My advice is to design your system so you can use Post as much as possible.
This technology was designed for asynchronous concurrency where the objective is to fire-and-forget messages. The idea of waiting for a response goes directly against the grain of this.
I have a remote server which handles various different commands, one of which is an event fetching method.
The event fetch returns right away if there is 1 or more events listed in the queue ready for processing. If the event queue is empty, this method does not return until a timeout of a few seconds. This way I don't run into any HTTP/socket timeouts. The moment an event becomes available, the method returns right away. This way the client only ever makes connections to the server, and the server does not have to make any connections to the client.
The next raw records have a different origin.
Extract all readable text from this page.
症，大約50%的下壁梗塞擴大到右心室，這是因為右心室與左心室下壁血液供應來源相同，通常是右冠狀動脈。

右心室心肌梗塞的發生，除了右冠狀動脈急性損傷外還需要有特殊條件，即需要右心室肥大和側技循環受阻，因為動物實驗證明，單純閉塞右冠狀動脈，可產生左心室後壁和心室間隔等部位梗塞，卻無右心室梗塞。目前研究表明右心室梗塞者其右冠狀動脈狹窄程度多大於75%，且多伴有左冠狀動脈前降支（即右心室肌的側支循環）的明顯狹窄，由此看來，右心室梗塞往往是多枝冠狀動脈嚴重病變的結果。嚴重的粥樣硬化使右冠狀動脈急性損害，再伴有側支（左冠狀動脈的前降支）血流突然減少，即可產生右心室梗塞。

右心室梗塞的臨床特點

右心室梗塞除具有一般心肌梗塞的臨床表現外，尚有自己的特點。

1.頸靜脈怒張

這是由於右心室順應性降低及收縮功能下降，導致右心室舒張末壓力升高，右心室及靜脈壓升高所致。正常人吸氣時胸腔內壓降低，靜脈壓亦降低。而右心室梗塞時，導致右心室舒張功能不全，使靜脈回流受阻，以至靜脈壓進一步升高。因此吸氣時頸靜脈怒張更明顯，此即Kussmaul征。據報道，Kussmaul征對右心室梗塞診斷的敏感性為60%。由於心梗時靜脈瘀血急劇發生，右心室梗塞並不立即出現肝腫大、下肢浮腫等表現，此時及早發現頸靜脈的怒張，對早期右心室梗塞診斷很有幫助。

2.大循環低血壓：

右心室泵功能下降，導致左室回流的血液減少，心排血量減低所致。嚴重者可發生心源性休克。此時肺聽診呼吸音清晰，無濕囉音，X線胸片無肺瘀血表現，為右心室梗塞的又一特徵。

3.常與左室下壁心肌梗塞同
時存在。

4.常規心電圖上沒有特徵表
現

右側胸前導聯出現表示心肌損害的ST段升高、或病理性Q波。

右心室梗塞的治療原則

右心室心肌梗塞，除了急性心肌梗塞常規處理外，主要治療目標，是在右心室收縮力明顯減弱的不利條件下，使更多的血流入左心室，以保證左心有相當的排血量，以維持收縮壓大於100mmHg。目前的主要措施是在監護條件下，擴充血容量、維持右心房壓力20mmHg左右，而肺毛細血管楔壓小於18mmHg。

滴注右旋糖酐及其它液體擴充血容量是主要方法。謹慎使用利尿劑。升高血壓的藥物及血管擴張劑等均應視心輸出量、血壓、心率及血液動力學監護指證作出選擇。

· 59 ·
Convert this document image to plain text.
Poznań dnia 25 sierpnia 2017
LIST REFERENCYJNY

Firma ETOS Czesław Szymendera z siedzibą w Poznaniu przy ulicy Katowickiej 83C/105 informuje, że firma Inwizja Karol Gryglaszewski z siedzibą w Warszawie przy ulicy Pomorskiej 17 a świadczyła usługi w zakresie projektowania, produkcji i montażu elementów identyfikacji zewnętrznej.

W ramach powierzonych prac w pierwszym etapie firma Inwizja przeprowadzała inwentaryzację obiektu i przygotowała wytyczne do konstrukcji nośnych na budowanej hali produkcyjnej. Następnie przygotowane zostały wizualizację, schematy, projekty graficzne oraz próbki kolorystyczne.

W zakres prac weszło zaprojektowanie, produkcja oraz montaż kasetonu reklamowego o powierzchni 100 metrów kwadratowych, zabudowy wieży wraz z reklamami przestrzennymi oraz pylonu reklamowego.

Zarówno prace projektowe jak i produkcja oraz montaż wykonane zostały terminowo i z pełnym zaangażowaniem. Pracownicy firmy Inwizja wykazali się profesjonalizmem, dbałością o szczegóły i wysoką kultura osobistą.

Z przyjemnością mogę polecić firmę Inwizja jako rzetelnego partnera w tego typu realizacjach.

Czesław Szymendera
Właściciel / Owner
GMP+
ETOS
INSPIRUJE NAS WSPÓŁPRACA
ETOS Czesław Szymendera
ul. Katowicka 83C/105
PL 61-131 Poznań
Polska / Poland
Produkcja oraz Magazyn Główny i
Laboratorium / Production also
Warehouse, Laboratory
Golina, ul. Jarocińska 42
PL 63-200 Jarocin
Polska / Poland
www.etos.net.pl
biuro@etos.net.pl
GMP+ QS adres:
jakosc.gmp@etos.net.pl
This event mechanism works nicely. I'm using the boost library to handle queues, event notifications, etc.
Here's the problem. While the server is holding back on returning from the event fetch method, during that time, I can't issue any other commands.
In the source code, XmlRpcDispatch.cpp, I'm seeing in the "work" method, a simple loop that uses a blocking call to "select".
Seems like while the handling of a method is busy, no other requests are processed.
Question: am I not seeing something and can XmlRpcpp (xmlrpc++) handle multiple requests asynchronously? Does anyone know of a better xmlrpc library for C++? I don't suppose the Boost library has a component that lets me issue remote commands?
I actually don't care about the XML or over-HTTP feature. I simply need to issue (asynchronous) commands over TCP in any shape or form?
I look forward to any input anyone might offer.
I had some problems with XMLRPC also, and investigated many solutions like GSoap and XMLRPC++, but in the end I gave up and wrote the whole HTTP+XMLRPC from scratch using Boost.ASIO and TinyXML++ (later I swaped TinyXML to expat). It wasn't really that much work; I did it myself in about a week, starting from scratch and ending up with many RPC calls fully implemented.
Boost.ASIO gave great results. It is, as its name says, totally async, and with excellent performance with little overhead, which to me was very important because it was running in an embedded environment (MIPS).
Later, and this might be your case, I changed XML to Google's Protocol-buffers, and was even happier. Its API, as well as its message containers, are all type safe (i.e. you send an int and a float, and it never gets converted to string and back, as is the case with XML), and once you get the hang of it, which doesn't take very long, its very productive solution.
My recomendation: if you can ditch XML, go with Boost.ASIO + ProtobufIf you need XML: Boost.ASIO + Expat
Doing this stuff from scratch is really worth it.